39Dans son site Internet, le ministère des Relations avec les citoyens et de l’Immigration (MRCI) consacre plusieurs pages à l’accueil et à l’admission des candidats à l’immigration et offre une multitude d’informations pratiques sur l’installation au Québec et les préparatifs nécessaires à cette installation. Sans analyser le contenu de ce site et des thèmes qu’il développe, il y a lieu de constater que cette initiative introduit à une sociabilité virtuelle médiatisée avec le pays d’accueil. Ce site diffuse des messages importants à plusieurs points de vue.

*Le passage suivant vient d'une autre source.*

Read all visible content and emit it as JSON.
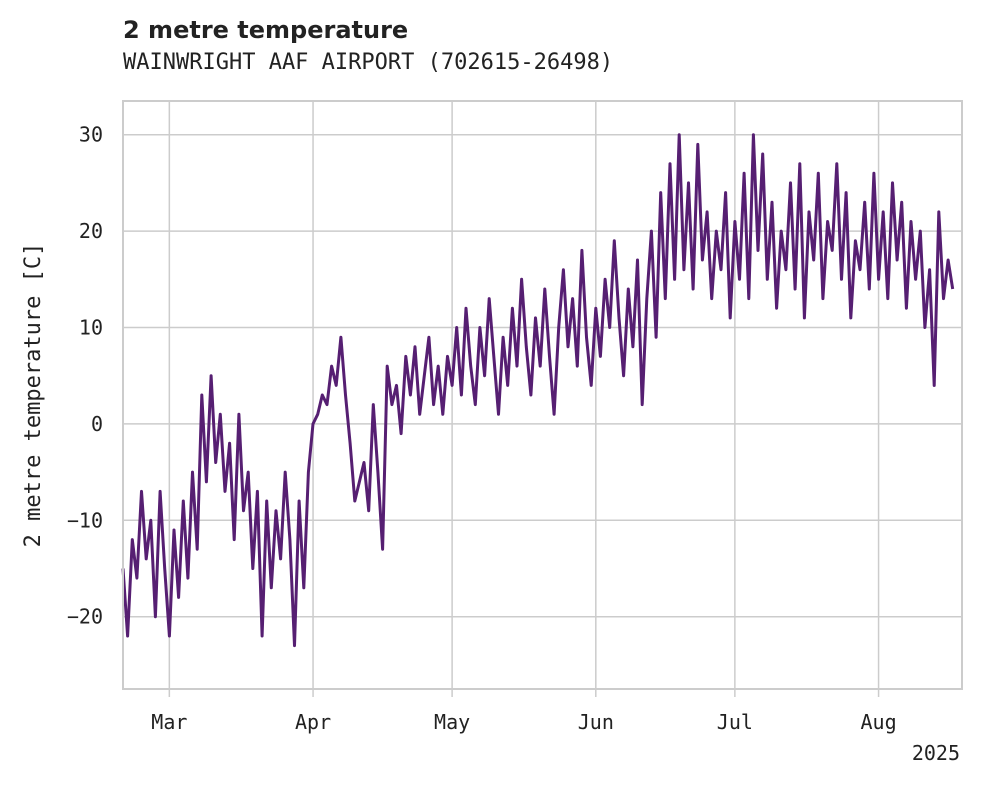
{
  "chart_data": {
    "type": "line",
    "title": "2 metre temperature",
    "subtitle": "WAINWRIGHT AAF AIRPORT (702615-26498)",
    "xlabel": "",
    "ylabel": "2 metre temperature [C]",
    "year_label": "2025",
    "xlim": [
      "2025-02-19",
      "2025-08-19"
    ],
    "ylim": [
      -27.5,
      33.5
    ],
    "y_ticks": [
      30,
      20,
      10,
      0,
      -10,
      -20
    ],
    "y_tick_labels": [
      "30",
      "20",
      "10",
      "0",
      "−10",
      "−20"
    ],
    "x_ticks": [
      {
        "date": "2025-03-01",
        "label": "Mar"
      },
      {
        "date": "2025-04-01",
        "label": "Apr"
      },
      {
        "date": "2025-05-01",
        "label": "May"
      },
      {
        "date": "2025-06-01",
        "label": "Jun"
      },
      {
        "date": "2025-07-01",
        "label": "Jul"
      },
      {
        "date": "2025-08-01",
        "label": "Aug"
      }
    ],
    "grid": true,
    "series": [
      {
        "color": "#561f72",
        "points": [
          [
            "2025-02-19",
            -15
          ],
          [
            "2025-02-20",
            -22
          ],
          [
            "2025-02-21",
            -12
          ],
          [
            "2025-02-22",
            -16
          ],
          [
            "2025-02-23",
            -7
          ],
          [
            "2025-02-24",
            -14
          ],
          [
            "2025-02-25",
            -10
          ],
          [
            "2025-02-26",
            -20
          ],
          [
            "2025-02-27",
            -7
          ],
          [
            "2025-02-28",
            -15
          ],
          [
            "2025-03-01",
            -22
          ],
          [
            "2025-03-02",
            -11
          ],
          [
            "2025-03-03",
            -18
          ],
          [
            "2025-03-04",
            -8
          ],
          [
            "2025-03-05",
            -16
          ],
          [
            "2025-03-06",
            -5
          ],
          [
            "2025-03-07",
            -13
          ],
          [
            "2025-03-08",
            3
          ],
          [
            "2025-03-09",
            -6
          ],
          [
            "2025-03-10",
            5
          ],
          [
            "2025-03-11",
            -4
          ],
          [
            "2025-03-12",
            1
          ],
          [
            "2025-03-13",
            -7
          ],
          [
            "2025-03-14",
            -2
          ],
          [
            "2025-03-15",
            -12
          ],
          [
            "2025-03-16",
            1
          ],
          [
            "2025-03-17",
            -9
          ],
          [
            "2025-03-18",
            -5
          ],
          [
            "2025-03-19",
            -15
          ],
          [
            "2025-03-20",
            -7
          ],
          [
            "2025-03-21",
            -22
          ],
          [
            "2025-03-22",
            -8
          ],
          [
            "2025-03-23",
            -17
          ],
          [
            "2025-03-24",
            -9
          ],
          [
            "2025-03-25",
            -14
          ],
          [
            "2025-03-26",
            -5
          ],
          [
            "2025-03-27",
            -12
          ],
          [
            "2025-03-28",
            -23
          ],
          [
            "2025-03-29",
            -8
          ],
          [
            "2025-03-30",
            -17
          ],
          [
            "2025-03-31",
            -5
          ],
          [
            "2025-04-01",
            0
          ],
          [
            "2025-04-02",
            1
          ],
          [
            "2025-04-03",
            3
          ],
          [
            "2025-04-04",
            2
          ],
          [
            "2025-04-05",
            6
          ],
          [
            "2025-04-06",
            4
          ],
          [
            "2025-04-07",
            9
          ],
          [
            "2025-04-08",
            3
          ],
          [
            "2025-04-09",
            -2
          ],
          [
            "2025-04-10",
            -8
          ],
          [
            "2025-04-11",
            -6
          ],
          [
            "2025-04-12",
            -4
          ],
          [
            "2025-04-13",
            -9
          ],
          [
            "2025-04-14",
            2
          ],
          [
            "2025-04-15",
            -5
          ],
          [
            "2025-04-16",
            -13
          ],
          [
            "2025-04-17",
            6
          ],
          [
            "2025-04-18",
            2
          ],
          [
            "2025-04-19",
            4
          ],
          [
            "2025-04-20",
            -1
          ],
          [
            "2025-04-21",
            7
          ],
          [
            "2025-04-22",
            3
          ],
          [
            "2025-04-23",
            8
          ],
          [
            "2025-04-24",
            1
          ],
          [
            "2025-04-25",
            5
          ],
          [
            "2025-04-26",
            9
          ],
          [
            "2025-04-27",
            2
          ],
          [
            "2025-04-28",
            6
          ],
          [
            "2025-04-29",
            1
          ],
          [
            "2025-04-30",
            7
          ],
          [
            "2025-05-01",
            4
          ],
          [
            "2025-05-02",
            10
          ],
          [
            "2025-05-03",
            3
          ],
          [
            "2025-05-04",
            12
          ],
          [
            "2025-05-05",
            6
          ],
          [
            "2025-05-06",
            2
          ],
          [
            "2025-05-07",
            10
          ],
          [
            "2025-05-08",
            5
          ],
          [
            "2025-05-09",
            13
          ],
          [
            "2025-05-10",
            7
          ],
          [
            "2025-05-11",
            1
          ],
          [
            "2025-05-12",
            9
          ],
          [
            "2025-05-13",
            4
          ],
          [
            "2025-05-14",
            12
          ],
          [
            "2025-05-15",
            6
          ],
          [
            "2025-05-16",
            15
          ],
          [
            "2025-05-17",
            8
          ],
          [
            "2025-05-18",
            3
          ],
          [
            "2025-05-19",
            11
          ],
          [
            "2025-05-20",
            6
          ],
          [
            "2025-05-21",
            14
          ],
          [
            "2025-05-22",
            7
          ],
          [
            "2025-05-23",
            1
          ],
          [
            "2025-05-24",
            10
          ],
          [
            "2025-05-25",
            16
          ],
          [
            "2025-05-26",
            8
          ],
          [
            "2025-05-27",
            13
          ],
          [
            "2025-05-28",
            6
          ],
          [
            "2025-05-29",
            18
          ],
          [
            "2025-05-30",
            9
          ],
          [
            "2025-05-31",
            4
          ],
          [
            "2025-06-01",
            12
          ],
          [
            "2025-06-02",
            7
          ],
          [
            "2025-06-03",
            15
          ],
          [
            "2025-06-04",
            10
          ],
          [
            "2025-06-05",
            19
          ],
          [
            "2025-06-06",
            11
          ],
          [
            "2025-06-07",
            5
          ],
          [
            "2025-06-08",
            14
          ],
          [
            "2025-06-09",
            8
          ],
          [
            "2025-06-10",
            17
          ],
          [
            "2025-06-11",
            2
          ],
          [
            "2025-06-12",
            13
          ],
          [
            "2025-06-13",
            20
          ],
          [
            "2025-06-14",
            9
          ],
          [
            "2025-06-15",
            24
          ],
          [
            "2025-06-16",
            13
          ],
          [
            "2025-06-17",
            27
          ],
          [
            "2025-06-18",
            15
          ],
          [
            "2025-06-19",
            30
          ],
          [
            "2025-06-20",
            16
          ],
          [
            "2025-06-21",
            25
          ],
          [
            "2025-06-22",
            14
          ],
          [
            "2025-06-23",
            29
          ],
          [
            "2025-06-24",
            17
          ],
          [
            "2025-06-25",
            22
          ],
          [
            "2025-06-26",
            13
          ],
          [
            "2025-06-27",
            20
          ],
          [
            "2025-06-28",
            16
          ],
          [
            "2025-06-29",
            24
          ],
          [
            "2025-06-30",
            11
          ],
          [
            "2025-07-01",
            21
          ],
          [
            "2025-07-02",
            15
          ],
          [
            "2025-07-03",
            26
          ],
          [
            "2025-07-04",
            13
          ],
          [
            "2025-07-05",
            30
          ],
          [
            "2025-07-06",
            18
          ],
          [
            "2025-07-07",
            28
          ],
          [
            "2025-07-08",
            15
          ],
          [
            "2025-07-09",
            23
          ],
          [
            "2025-07-10",
            12
          ],
          [
            "2025-07-11",
            20
          ],
          [
            "2025-07-12",
            16
          ],
          [
            "2025-07-13",
            25
          ],
          [
            "2025-07-14",
            14
          ],
          [
            "2025-07-15",
            27
          ],
          [
            "2025-07-16",
            11
          ],
          [
            "2025-07-17",
            22
          ],
          [
            "2025-07-18",
            17
          ],
          [
            "2025-07-19",
            26
          ],
          [
            "2025-07-20",
            13
          ],
          [
            "2025-07-21",
            21
          ],
          [
            "2025-07-22",
            18
          ],
          [
            "2025-07-23",
            27
          ],
          [
            "2025-07-24",
            15
          ],
          [
            "2025-07-25",
            24
          ],
          [
            "2025-07-26",
            11
          ],
          [
            "2025-07-27",
            19
          ],
          [
            "2025-07-28",
            16
          ],
          [
            "2025-07-29",
            23
          ],
          [
            "2025-07-30",
            14
          ],
          [
            "2025-07-31",
            26
          ],
          [
            "2025-08-01",
            15
          ],
          [
            "2025-08-02",
            22
          ],
          [
            "2025-08-03",
            13
          ],
          [
            "2025-08-04",
            25
          ],
          [
            "2025-08-05",
            17
          ],
          [
            "2025-08-06",
            23
          ],
          [
            "2025-08-07",
            12
          ],
          [
            "2025-08-08",
            21
          ],
          [
            "2025-08-09",
            15
          ],
          [
            "2025-08-10",
            20
          ],
          [
            "2025-08-11",
            10
          ],
          [
            "2025-08-12",
            16
          ],
          [
            "2025-08-13",
            4
          ],
          [
            "2025-08-14",
            22
          ],
          [
            "2025-08-15",
            13
          ],
          [
            "2025-08-16",
            17
          ],
          [
            "2025-08-17",
            14
          ]
        ]
      }
    ]
  }
}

40D’abord, l’existence même de ces messages et leur contenu informationnel font connaître la version officielle de l’accueil. Quoique objet de plusieurs questionnements sur l’usage, l’accessibilité, la compréhension et les interrelations publiques, il demeure un support important, capable d’établir un lieu communicationnel ouvert à la fois à la population cible et au grand public. On peut évoquer ici « le modèle d’information » proposé par James Grunig (1984), qui désigne les relations publiques gouvernementales basées sur la présentation et la diffusion de messages conformes à ses visées. Il est aussi sous-entendu que la production des messages émane d’une politique officielle concertée. L’Internet sert ici d’outil communicationnel stimulant l’intérêt de candidats potentiels pour une destination géographique, mais sert aussi d’appui à des prises de décision informées.
41Le site est important aussi par la permanence des traces écrites qui y sont stockées et qui constituent une source d’information à laquelle peut accéder sans restriction le public cible. C’est une mémoire vive capable de fournir des informations sans contraintes spatio-temporelles et dans une dynamique d’actualisation continue des données.

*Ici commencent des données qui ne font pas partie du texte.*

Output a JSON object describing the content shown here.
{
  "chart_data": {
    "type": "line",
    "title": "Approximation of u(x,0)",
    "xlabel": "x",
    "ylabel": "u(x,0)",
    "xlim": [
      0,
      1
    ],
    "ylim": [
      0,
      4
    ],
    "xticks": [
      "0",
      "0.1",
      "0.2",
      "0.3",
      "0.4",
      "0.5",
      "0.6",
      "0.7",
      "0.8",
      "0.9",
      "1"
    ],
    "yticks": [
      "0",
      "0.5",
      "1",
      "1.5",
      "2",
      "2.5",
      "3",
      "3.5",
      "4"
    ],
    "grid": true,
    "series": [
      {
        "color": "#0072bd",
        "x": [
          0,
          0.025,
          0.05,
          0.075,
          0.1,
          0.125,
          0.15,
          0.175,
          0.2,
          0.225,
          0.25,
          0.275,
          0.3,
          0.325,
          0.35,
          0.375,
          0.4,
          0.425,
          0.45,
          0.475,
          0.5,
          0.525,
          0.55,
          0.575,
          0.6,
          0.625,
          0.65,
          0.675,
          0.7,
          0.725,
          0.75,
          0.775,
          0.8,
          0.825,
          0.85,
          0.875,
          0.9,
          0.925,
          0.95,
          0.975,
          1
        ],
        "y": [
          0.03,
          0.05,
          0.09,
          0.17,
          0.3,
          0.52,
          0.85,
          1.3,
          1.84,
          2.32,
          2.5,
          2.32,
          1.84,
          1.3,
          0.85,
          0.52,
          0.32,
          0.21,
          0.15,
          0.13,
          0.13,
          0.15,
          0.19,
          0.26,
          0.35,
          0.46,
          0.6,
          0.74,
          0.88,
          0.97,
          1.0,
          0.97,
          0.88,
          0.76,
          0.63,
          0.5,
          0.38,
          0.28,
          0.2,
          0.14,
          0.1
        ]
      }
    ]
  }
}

42L’Internet, par sa facilité d’accès, ritualise l’usage et peut créer des complicités, notamment quand il y a un intérêt manifeste de s’informer. Un coup d’œil sur le menu principal du site du MRCI nous renseigne amplement sur le contenu destiné, de manière prioritaire, aux candidats potentiels à l’immigration.
43Outre donc sa fonction informative, ce site est un outil de communication par lequel un échange peut aussi s’établir avec les personnes souhaitant s’installer au Québec. Il peut donc les préparer aux phases ultérieures.
44Ce deuxième volet de l’accueil est le passage d’un espace de rencontre virtuel à un espace réel. La dynamique relationnelle n’est plus de l’ordre de la consultation volontaire de l’information, comme c’est le cas pour Internet, mais relève d’une procédure administrative déterminante pour l’octroi du droit d’accès et de résidence au pays. Elle concerne la première admission sur le territoire canadien et la reconnaissance effective du statut d’immigrant après l’accomplissement des formalités administratives. Cela concrétise l’acte d’immigration et valide l’entrée des personnes au pays. L’aspect le plus important à noter ici est le début d’une relation humaine entre les acteurs concernés.
45Quoique encore à un stade préliminaire, la question de décryptage des significations, de l’interrelation et de l’interprétation des comportements et attitudes est désormais à l’ordre du jour. Comme le montre Carole Simard (1998 : 15),
- 7 Cet ouvrage est fondamental pour la compréhension de l’application de la politique gouvernementale (...)
l’étude des opinions des fonctionnaires accueillant les clientèles immigrées et leur dispensant des services peut nous apprendre beaucoup sur la politique d’immigration. En effet, il ne s’agit pas d’une clientèle traditionnelle habituée à transiger avec les administrations publiques. Quant aux fonctionnaires, ils doivent souvent répondre à des personnes peu au fait des services existants, présentant un profil culturel particulier et ayant, au moins au cours des premières années de leur installation au Québec, des besoins spécifiques en matière de services publics7.
46Parmi les moyens d’appui à la compréhension mutuelle, des sessions d’information et de sensibilisation sont organisées au profit des fonctionnaires et des organismes communautaires, axées sur les notions de différence et de respect des spécificités culturelles des immigrants. On quitte alors la dimension verticale du relationnel pour renforcer la logique déjà amorcée dans l’accueil virtuel de l’Internet, ce qui va dans le sens du « système bidirectionnel symétrique » développé par James Grunig (1984).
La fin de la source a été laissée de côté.